- Born: Gwendolen Beatrice Nora Logan December 30, 1881 Bellary, British India
- Died: October 26, 1967 (aged 85) Los Angeles, California, US
- Occupation: Actress
- Spouses: ; Philip Hubbard ​(divorced)​ Conrad Seiler;

= Gwendolyn Logan =

American actress

Gwendolyn Logan was a British-born American actress and screenwriter.

==Career==
Born in Bellary, British India, she co-wrote the 1916 British film East Is East, and the 1920 American film, A Tokyo Siren. Acting roles included an uncredited Mrs. Courtland in the 1941 version of Dr Jekyll and Mr Hyde.

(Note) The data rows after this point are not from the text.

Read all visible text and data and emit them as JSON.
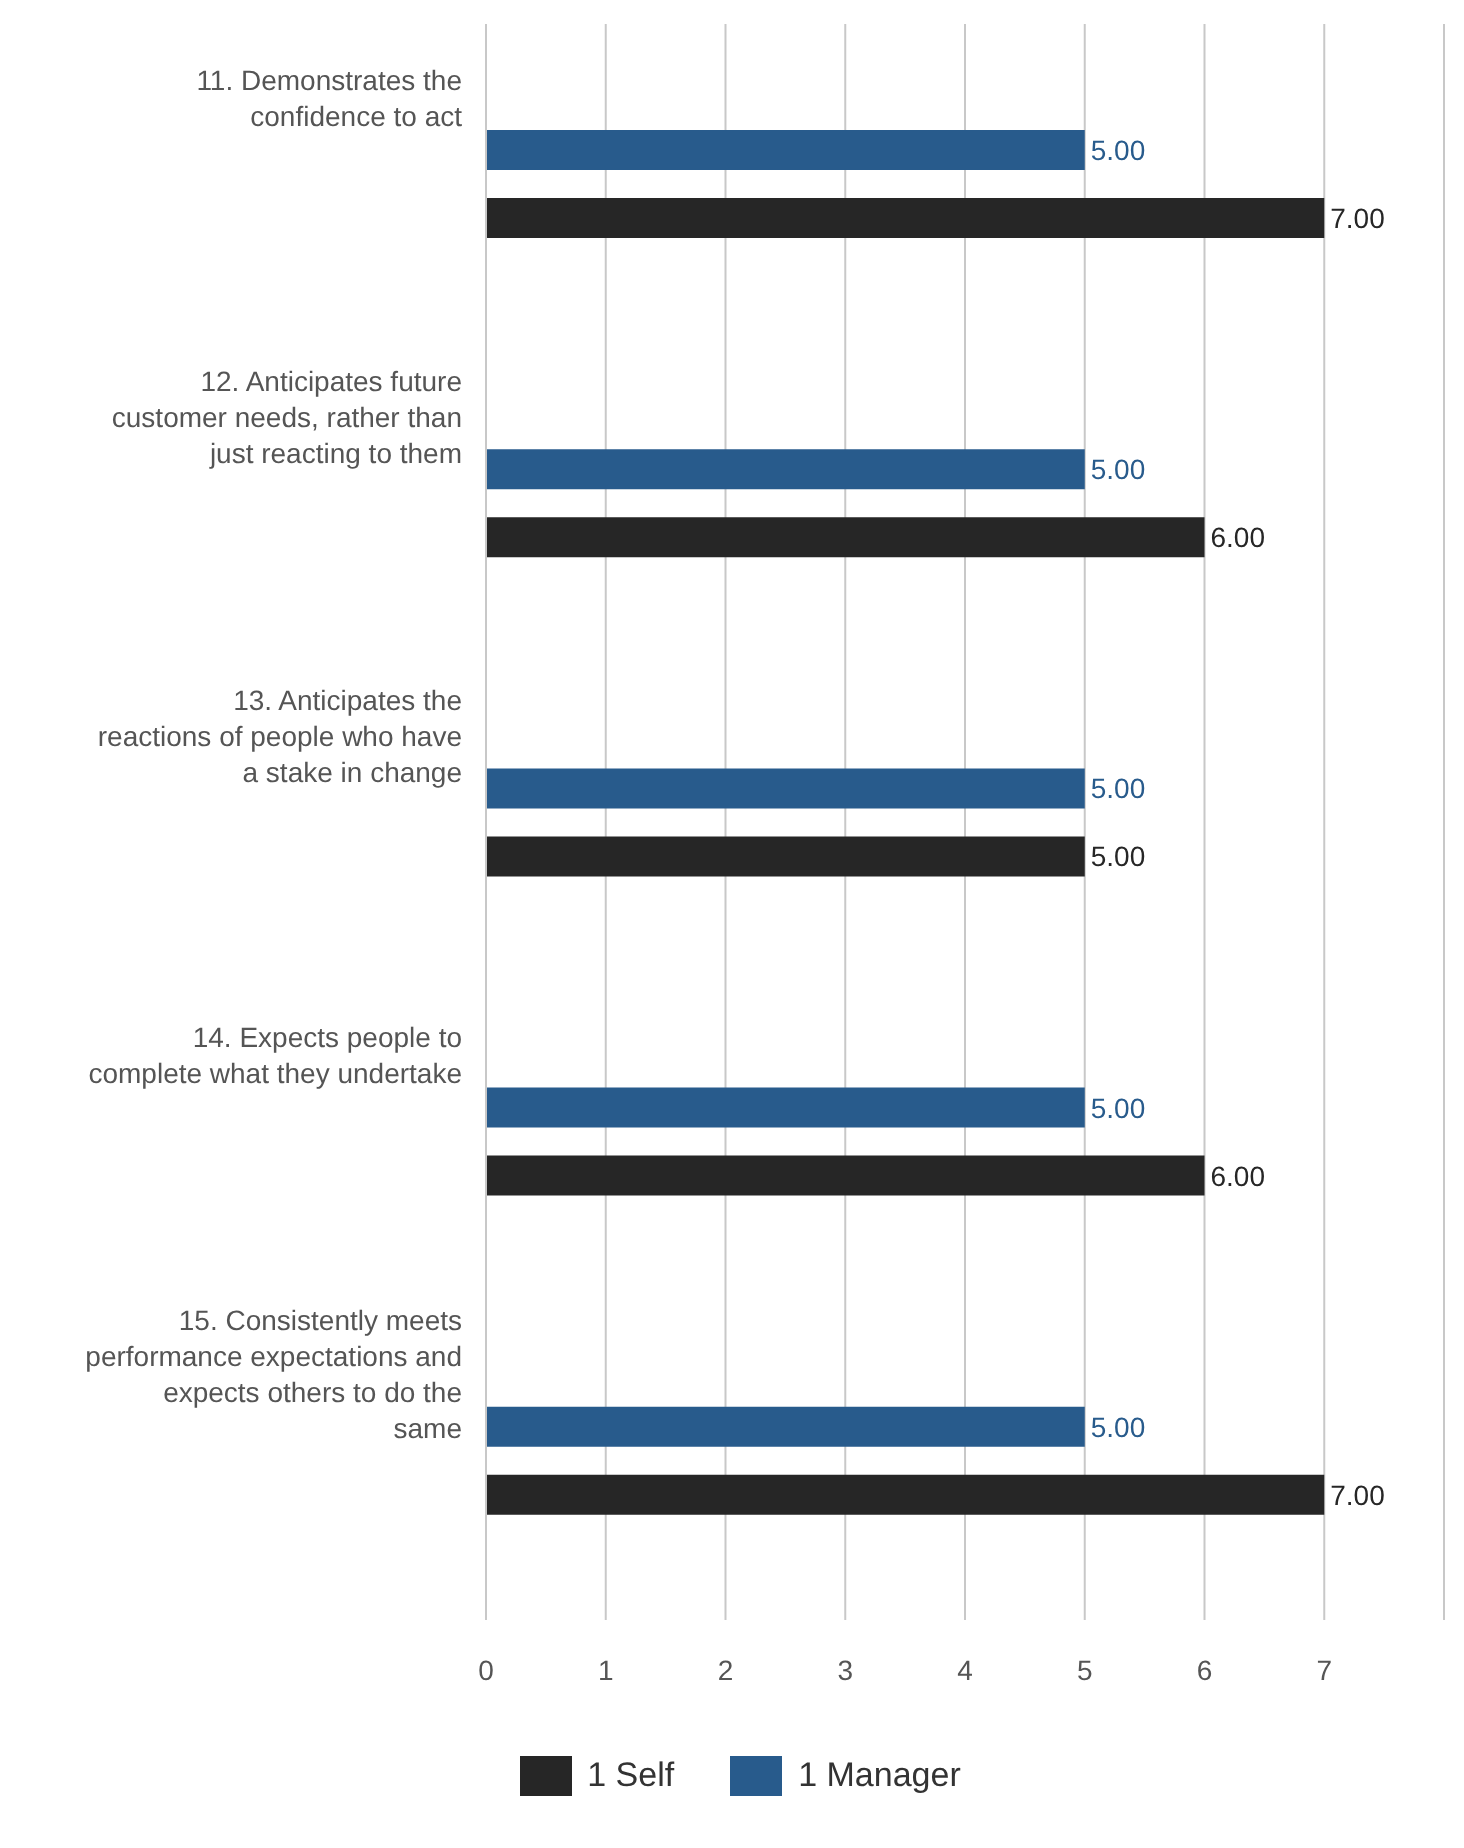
{
  "chart_data": {
    "type": "bar",
    "orientation": "horizontal",
    "categories": [
      "11. Demonstrates the confidence to act",
      "12. Anticipates future customer needs, rather than just reacting to them",
      "13. Anticipates the reactions of people who have a stake in change",
      "14. Expects people to complete what they undertake",
      "15. Consistently meets performance expectations and expects others to do the same"
    ],
    "series": [
      {
        "name": "1 Manager",
        "color": "#285b8c",
        "values": [
          5,
          5,
          5,
          5,
          5
        ],
        "value_labels": [
          "5.00",
          "5.00",
          "5.00",
          "5.00",
          "5.00"
        ]
      },
      {
        "name": "1 Self",
        "color": "#262626",
        "values": [
          7,
          6,
          5,
          6,
          7
        ],
        "value_labels": [
          "7.00",
          "6.00",
          "5.00",
          "6.00",
          "7.00"
        ]
      }
    ],
    "xlim": [
      0,
      8
    ],
    "xticks": [
      0,
      1,
      2,
      3,
      4,
      5,
      6,
      7,
      {
        "value": 8,
        "label": null
      }
    ],
    "grid": "x",
    "legend": "bottom"
  }
}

==Selected filmography (writer)==
- East Is East (1916)
- Finger Prints (1920) (short)
- A Tokyo Siren (1920)

==Selected filmography (actress)==
- The Man from Blankley's (1930)
- Once a Lady (1931)
- We Live Again (1934)
- Dr Jekyll and Mr Hyde (1941)
- Rings on Her Fingers (1942)

==Personal life==
She was married twice, first to screenwriter Philip Hubbard. The couple had two children but divorced in 1921. In 1924, she married writer Conrad Seiler, with whom she remained married until his death.

Logan died in Los Angeles, California, on October 26, 1967, aged 85, from undisclosed causes.